Dollar-yen hovers above 160 as BoJ meeting and Warsh-led Fed decision loom

    by VT Markets
    /
    Jun 16, 2026

    USD/JPY heads into the Bank of Japan’s June meeting above 160.00, close to multi-decade highs, with markets already pricing roughly an 80% chance of a quarter-point rise to 1%. Even if delivered, the move would still leave the policy gap wide, with the Federal Reserve at 3.50% to 3.75% and the implied spread near 275 basis points, keeping the carry trade economics intact. The decision is also unusual in process: Governor Kazuo Ueda, hospitalised with a liver infection, will not attend to vote and will submit his views in writing. The Fed follows 24 hours later, as the Federal Open Market Committee meets under Chair Kevin Warsh for his first decision since replacing Jerome Powell in May.

    Official tolerance around 160.00 has been tested before, with Japan intervening near this level in 2024 and again in 2026, yet the pair later pushed back above it each time, as the Ministry of Finance appears more sensitive to speed than level.

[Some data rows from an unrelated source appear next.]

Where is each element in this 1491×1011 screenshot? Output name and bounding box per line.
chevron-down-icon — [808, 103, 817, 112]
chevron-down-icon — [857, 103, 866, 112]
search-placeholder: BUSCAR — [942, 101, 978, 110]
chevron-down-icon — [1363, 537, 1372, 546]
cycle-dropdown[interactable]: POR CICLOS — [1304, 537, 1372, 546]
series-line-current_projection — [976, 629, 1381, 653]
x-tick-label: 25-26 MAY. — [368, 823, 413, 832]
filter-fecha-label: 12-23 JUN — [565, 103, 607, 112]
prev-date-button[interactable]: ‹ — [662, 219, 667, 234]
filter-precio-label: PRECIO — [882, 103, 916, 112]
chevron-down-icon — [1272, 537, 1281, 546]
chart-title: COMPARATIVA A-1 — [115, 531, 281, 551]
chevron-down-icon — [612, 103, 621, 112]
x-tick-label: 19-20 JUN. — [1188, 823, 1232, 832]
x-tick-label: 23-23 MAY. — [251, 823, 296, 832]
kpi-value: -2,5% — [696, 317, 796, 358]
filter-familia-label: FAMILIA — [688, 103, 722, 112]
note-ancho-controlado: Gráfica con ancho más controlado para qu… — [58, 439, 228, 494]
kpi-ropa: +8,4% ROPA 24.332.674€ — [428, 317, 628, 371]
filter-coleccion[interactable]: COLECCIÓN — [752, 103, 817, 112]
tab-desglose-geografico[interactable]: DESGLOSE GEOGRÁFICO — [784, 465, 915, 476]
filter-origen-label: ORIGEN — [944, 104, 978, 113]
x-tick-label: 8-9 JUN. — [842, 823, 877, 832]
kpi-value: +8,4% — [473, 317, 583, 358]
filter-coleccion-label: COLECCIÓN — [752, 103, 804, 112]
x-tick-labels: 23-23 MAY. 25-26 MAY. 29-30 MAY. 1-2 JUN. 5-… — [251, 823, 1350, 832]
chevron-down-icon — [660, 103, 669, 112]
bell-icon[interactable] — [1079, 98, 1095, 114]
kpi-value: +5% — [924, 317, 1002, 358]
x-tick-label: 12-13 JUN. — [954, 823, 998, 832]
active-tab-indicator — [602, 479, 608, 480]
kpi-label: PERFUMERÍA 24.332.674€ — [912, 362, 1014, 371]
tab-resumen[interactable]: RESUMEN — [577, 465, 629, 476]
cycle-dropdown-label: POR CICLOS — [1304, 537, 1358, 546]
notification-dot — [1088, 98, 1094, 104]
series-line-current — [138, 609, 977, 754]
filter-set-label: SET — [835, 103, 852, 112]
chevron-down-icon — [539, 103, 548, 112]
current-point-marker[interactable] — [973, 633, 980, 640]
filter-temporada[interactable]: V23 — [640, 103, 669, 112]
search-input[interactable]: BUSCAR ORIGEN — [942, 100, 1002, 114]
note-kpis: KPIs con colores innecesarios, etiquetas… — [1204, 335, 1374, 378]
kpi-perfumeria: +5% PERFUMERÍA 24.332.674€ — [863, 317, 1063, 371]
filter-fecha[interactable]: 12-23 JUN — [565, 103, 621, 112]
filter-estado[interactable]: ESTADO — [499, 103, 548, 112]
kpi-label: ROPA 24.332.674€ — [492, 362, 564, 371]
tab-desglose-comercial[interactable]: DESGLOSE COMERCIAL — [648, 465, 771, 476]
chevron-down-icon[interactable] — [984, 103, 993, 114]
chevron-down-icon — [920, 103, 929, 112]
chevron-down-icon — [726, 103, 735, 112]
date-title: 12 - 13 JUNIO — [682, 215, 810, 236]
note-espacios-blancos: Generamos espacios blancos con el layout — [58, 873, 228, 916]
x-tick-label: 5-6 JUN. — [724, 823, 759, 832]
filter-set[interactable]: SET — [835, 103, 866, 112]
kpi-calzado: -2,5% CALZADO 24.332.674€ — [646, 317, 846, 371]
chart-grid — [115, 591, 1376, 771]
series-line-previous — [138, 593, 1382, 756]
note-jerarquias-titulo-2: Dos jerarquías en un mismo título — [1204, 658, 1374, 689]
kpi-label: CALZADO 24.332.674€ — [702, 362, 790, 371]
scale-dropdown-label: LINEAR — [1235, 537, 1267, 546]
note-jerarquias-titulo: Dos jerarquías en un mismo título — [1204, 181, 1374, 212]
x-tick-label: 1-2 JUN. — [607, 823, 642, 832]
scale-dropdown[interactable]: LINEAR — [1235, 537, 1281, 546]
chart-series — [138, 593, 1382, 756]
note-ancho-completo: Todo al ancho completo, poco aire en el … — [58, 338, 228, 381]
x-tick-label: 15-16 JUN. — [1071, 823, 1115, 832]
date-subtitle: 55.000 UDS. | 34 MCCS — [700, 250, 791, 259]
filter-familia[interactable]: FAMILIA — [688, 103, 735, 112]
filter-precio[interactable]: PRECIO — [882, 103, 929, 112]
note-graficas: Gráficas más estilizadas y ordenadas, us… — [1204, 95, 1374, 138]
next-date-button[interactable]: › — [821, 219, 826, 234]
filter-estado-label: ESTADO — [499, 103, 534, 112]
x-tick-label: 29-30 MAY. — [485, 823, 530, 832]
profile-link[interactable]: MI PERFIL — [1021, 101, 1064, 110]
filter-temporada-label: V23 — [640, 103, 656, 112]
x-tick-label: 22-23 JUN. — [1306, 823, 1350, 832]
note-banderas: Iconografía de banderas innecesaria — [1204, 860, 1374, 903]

Technical conditions remain stretched, with Stoch RSI above 87 on the daily chart and around 80 on the hourly, while price sits above a rising 50-period EMA near 159.00 after dips around 159.50. Key levels cited are resistance near 160.50, then 161.00, with 162.00 framed as a higher-risk zone for intervention; support is 160.00, then 159.50 and 159.00. Thursday brings Japan’s May CPI, where core has been running about 1.4% to 1.9% year on year.

    Carry Trade Economics And Central Bank Event Risk

    We see USD/JPY holding firm above 160.00 ahead of today’s Bank of Japan meeting. The expected rate hike to 1% is already priced in, meaning the decision itself is unlikely to move the needle much. The focus remains on the carry trade, fueled by a yield gap where the US 10-year Treasury offers over 320 basis points more than a Japanese government bond.

    Tomorrow’s Federal Reserve meeting under new Chair Kevin Warsh adds another layer of risk to the dollar side of the pair. Even after the BoJ hikes, the rate differential will remain near 275 basis points, which is more than enough to keep funding yen-short positions. This reality is reflected in recent CFTC data, which shows speculative traders holding near-record short positions against the yen.

    Market Intervention, Technical Levels, And Trading Strategies

    We believe the market is testing the Ministry of Finance’s pain threshold, which now seems closer to 162.00 than the old 160.00 line. Past interventions in 2024, much like the over ¥9 trillion spent in 2022, provided only temporary relief for the yen. Because the current climb has been a slow grind rather than a volatile spike, officials have been hesitant to act.

    Given the extreme event risk over the next 48 hours, we are favoring derivatives over spot positions to define our risk. Buying short-dated call options, like a weekly 161.00 strike, offers upside exposure if the pair breaks higher after the central bank meetings. This strategy allows us to participate in a continued grind up while capping our maximum loss at the premium paid.

    For those who believe a major surprise is coming from either the BoJ or the Fed, we think long volatility plays make sense. A simple straddle, buying both a call and a put option at the 160.50 strike, would profit from a sharp move in either direction. This is a pure play on the possibility that the central banks deliver something unexpected that breaks the current slow grind.